Was ist eine Sprechstörung?
Der Begriff umfasst Probleme beim Aussprechen von Wörtern, beim Satzbau, bei der Flüssigkeit des Sprechens oder bei der Stimme. Erscheinungsformen sind z. B. Stottern, undeutliche Aussprache, heisere Stimme oder plötzliche Veränderung der Sprechweise.
Häufige Symptome und worauf man achten sollte
Typische Hinweise sind, dass andere Personen das Gesagte oft nicht verstehen, Wortfindungsstörungen, stockendes Sprechen, Veränderung der Stimmlage oder eine schrittweise Verschlechterung. Auch einseitige Gesichtsschwäche, Schluck- oder Atemprobleme beim Sprechen sind wichtige Beobachtungszeichen.
Mögliche Ursachen und Risikofaktoren
Ursachen reichen von entwicklungsbedingten Auffälligkeiten über Hörstörungen bis zu neurologischen Ereignissen wie Schlaganfall, Schädel-Hirn-Trauma oder neurodegenerativen Erkrankungen.

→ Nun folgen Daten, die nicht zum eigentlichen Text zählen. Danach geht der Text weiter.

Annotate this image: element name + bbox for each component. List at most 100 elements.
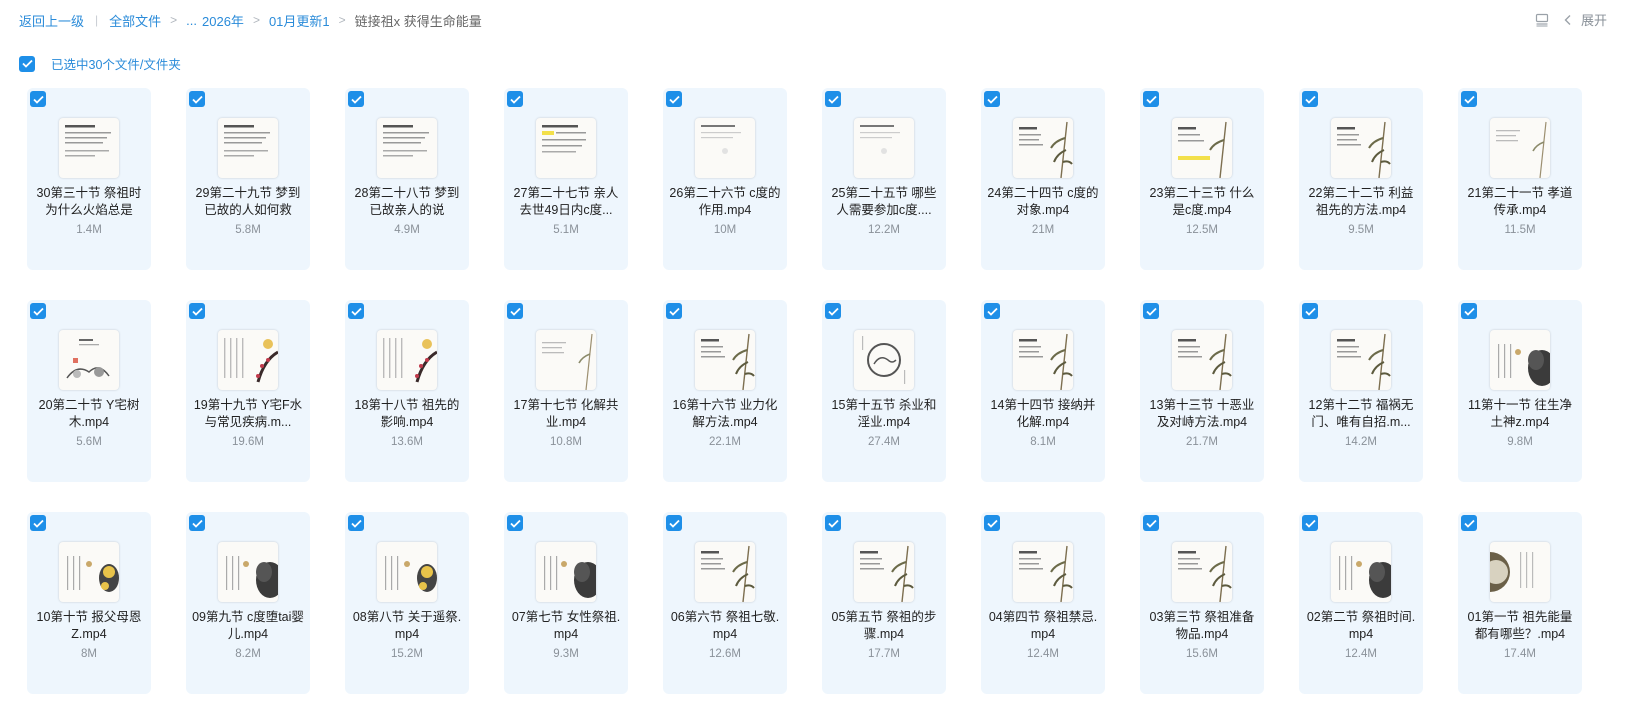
video-thumbnail[interactable] [377, 330, 437, 390]
file-checkbox[interactable] [1461, 91, 1477, 107]
expand-button[interactable]: 展开 [1563, 10, 1607, 29]
select-all-checkbox[interactable] [19, 55, 35, 72]
video-thumbnail[interactable] [1331, 118, 1391, 178]
file-checkbox[interactable] [1302, 303, 1318, 319]
file-card[interactable]: 09第九节 c度堕tai婴儿.mp4 8.2M [186, 512, 310, 694]
file-card[interactable]: 28第二十八节 梦到已故亲人的说 4.9M [345, 88, 469, 270]
file-checkbox[interactable] [348, 91, 364, 107]
file-card[interactable]: 25第二十五节 哪些人需要参加c度.... 12.2M [822, 88, 946, 270]
file-checkbox[interactable] [189, 515, 205, 531]
video-thumbnail[interactable] [1013, 542, 1073, 602]
breadcrumb-year[interactable]: 2026年 [202, 11, 244, 30]
breadcrumb-all-files[interactable]: 全部文件 [109, 11, 161, 30]
file-card[interactable]: 04第四节 祭祖禁忌.mp4 12.4M [981, 512, 1105, 694]
file-card[interactable]: 24第二十四节 c度的对象.mp4 21M [981, 88, 1105, 270]
video-thumbnail[interactable] [695, 542, 755, 602]
file-card[interactable]: 12第十二节 福祸无门、唯有自招.m... 14.2M [1299, 300, 1423, 482]
video-thumbnail[interactable] [854, 542, 914, 602]
file-checkbox[interactable] [30, 303, 46, 319]
file-checkbox[interactable] [30, 91, 46, 107]
file-card[interactable]: 20第二十节 Y宅树木.mp4 5.6M [27, 300, 151, 482]
video-thumbnail[interactable] [59, 542, 119, 602]
file-checkbox[interactable] [666, 91, 682, 107]
file-checkbox[interactable] [189, 303, 205, 319]
video-thumbnail[interactable] [854, 330, 914, 390]
file-card[interactable]: 21第二十一节 孝道传承.mp4 11.5M [1458, 88, 1582, 270]
video-thumbnail[interactable] [536, 542, 596, 602]
file-checkbox[interactable] [1143, 303, 1159, 319]
breadcrumb-ellipsis[interactable]: ... [186, 13, 197, 28]
file-card[interactable]: 11第十一节 往生净土神z.mp4 9.8M [1458, 300, 1582, 482]
video-thumbnail[interactable] [1172, 330, 1232, 390]
file-checkbox[interactable] [825, 91, 841, 107]
file-checkbox[interactable] [1461, 515, 1477, 531]
file-card[interactable]: 23第二十三节 什么是c度.mp4 12.5M [1140, 88, 1264, 270]
video-thumbnail[interactable] [695, 118, 755, 178]
video-thumbnail[interactable] [1172, 118, 1232, 178]
file-checkbox[interactable] [507, 91, 523, 107]
file-checkbox[interactable] [348, 303, 364, 319]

Alter, jüngste Verletzungen oder Infektionen sowie Begleiterkrankungen beeinflussen das Risiko.
Wann sofortige Hilfe gesucht werden sollte
Tritt die Sprechstörung plötzlich auf und begleitet sie Symptome wie einseitige Schwäche von Gesicht, Arm oder Bein, Bewusstseinsstörungen, sehr starke Kopfschmerzen oder Atemprobleme, sollte umgehend ärztliche Notfallversorgung in Anspruch genommen werden.
Abklärung und zuständige Fachrichtungen
Die Untersuchung beginnt mit Anamnese und körperlicher Untersuchung; ergänzend können Hörtests, logopädische Diagnostik und bildgebende Verfahren nötig sein. Häufig beteiligte Fachbereiche sind Neurologie, Hals-Nasen-Ohren-Heilkunde (HNO) und die Sprachtherapie.